Agricultural losses from locusts are often reported in the hundreds of thousands of dollars, according to Rogg. Not only do grasshoppers eat pasture forage, which also destroys forage for wild antelopes, but they also eat the leaves of fruit trees and nestle in the arid areas that ring crops, where they decimate crops by slowly eating inward. They are able to fly for miles, travel in ribbons to consume one area, and then move on to the next.
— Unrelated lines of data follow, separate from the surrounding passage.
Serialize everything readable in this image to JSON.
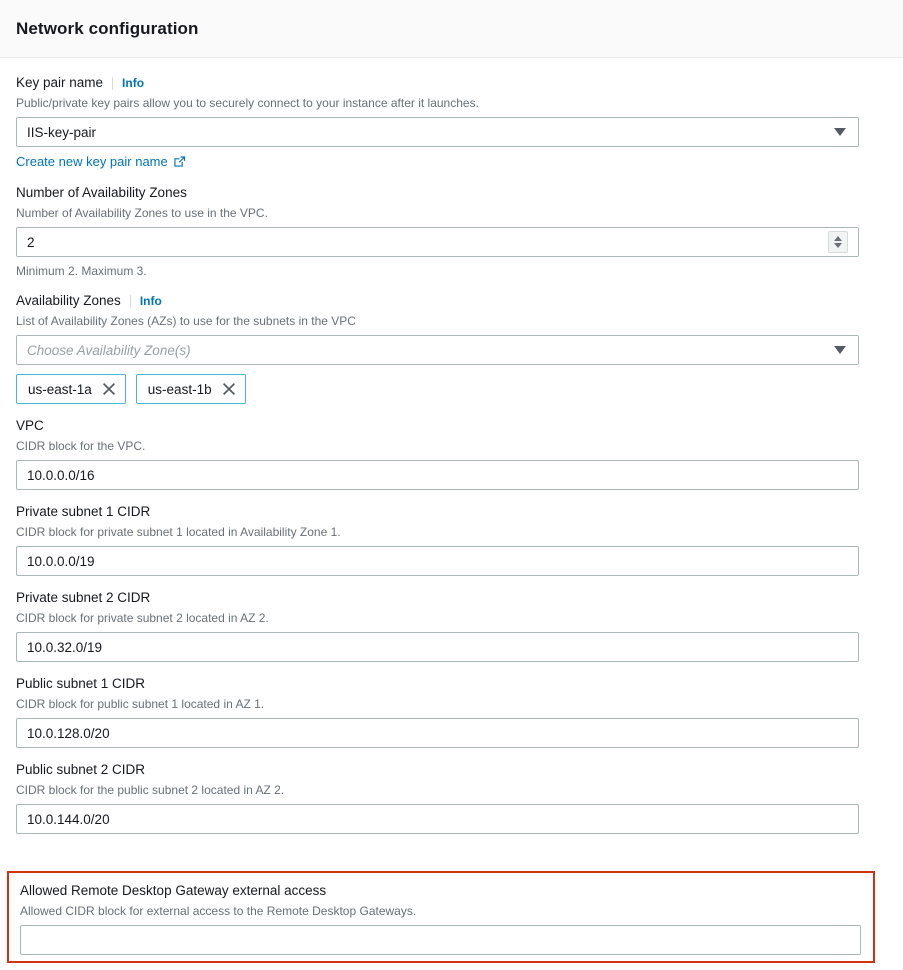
{
  "header": {
    "title": "Network configuration"
  },
  "fields": {
    "key_pair": {
      "label": "Key pair name",
      "info_label": "Info",
      "description": "Public/private key pairs allow you to securely connect to your instance after it launches.",
      "value": "IIS-key-pair",
      "create_link": "Create new key pair name",
      "caret_icon": "chevron-down-icon",
      "external_icon": "external-link-icon"
    },
    "az_count": {
      "label": "Number of Availability Zones",
      "description": "Number of Availability Zones to use in the VPC.",
      "value": "2",
      "hint": "Minimum 2. Maximum 3.",
      "stepper_icon": "up-down-stepper-icon"
    },
    "availability_zones": {
      "label": "Availability Zones",
      "info_label": "Info",
      "description": "List of Availability Zones (AZs) to use for the subnets in the VPC",
      "placeholder": "Choose Availability Zone(s)",
      "value": "",
      "caret_icon": "chevron-down-icon",
      "tokens": [
        {
          "label": "us-east-1a",
          "remove_icon": "close-icon"
        },
        {
          "label": "us-east-1b",
          "remove_icon": "close-icon"
        }
      ]
    },
    "vpc": {
      "label": "VPC",
      "description": "CIDR block for the VPC.",
      "value": "10.0.0.0/16"
    },
    "private_subnet_1": {
      "label": "Private subnet 1 CIDR",
      "description": "CIDR block for private subnet 1 located in Availability Zone 1.",
      "value": "10.0.0.0/19"
    },
    "private_subnet_2": {
      "label": "Private subnet 2 CIDR",
      "description": "CIDR block for private subnet 2 located in AZ 2.",
      "value": "10.0.32.0/19"
    },
    "public_subnet_1": {
      "label": "Public subnet 1 CIDR",
      "description": "CIDR block for public subnet 1 located in AZ 1.",
      "value": "10.0.128.0/20"
    },
    "public_subnet_2": {
      "label": "Public subnet 2 CIDR",
      "description": "CIDR block for the public subnet 2 located in AZ 2.",
      "value": "10.0.144.0/20"
    },
    "rdgw_external_access": {
      "label": "Allowed Remote Desktop Gateway external access",
      "description": "Allowed CIDR block for external access to the Remote Desktop Gateways.",
      "value": "",
      "error_highlighted": true
    }
  },
  "colors": {
    "link": "#0073bb",
    "error_border": "#d13212",
    "token_border": "#44b9d6",
    "input_border": "#aab7b8",
    "text": "#16191f",
    "muted_text": "#687078",
    "header_bg": "#fafafa"
  }
}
They eat and eat from the day they are born until they die. That’s all they doHelmuth Rogg

But controlling locusts can be a challenge. Because they molt like snakes and shed their skin as they grow, they are only susceptible to the most targeted insecticide, Dimilin, at a young age and between moults. That window of time is small in places like Oregon, where grasshoppers tend to hatch early and mature quickly, in part because the climate crisis is speeding up the time they hatch. Once discovered, adults are too old to suppress them except with chemicals that harm other insects. This means that ranchers and farmers who detect an infestation are often unlucky by the next year. This is already the case in Oregon, where the locusts are entering adulthood. Not so in Montana, where officials have made most of the insecticide applications.

Based on initial data, like the locust population, the campaign of repression will be the first or second largest in 35 years. Left alone, the locust population would eventually shrink. Their population outbreaks are usually cyclical and controlled after the predator populations catch up with them to tame them. In addition to the pathogens that claim them, parasites and fungi also attack grasshoppers, while beetles, moths, lizards and birds form the basis of food with their eggs. Their popularity as a prey base makes them the key to ecological balance most of the time. That is, until the density of population turns them into pests.

“They’re a nice beetle, like a pack, but if they walk through a field they’ll wipe out everything there,” said Tylor Lorenz, a sixth generation rancher near the Oregon-California border. “The damage they do when they come into the harvest is just terrible.”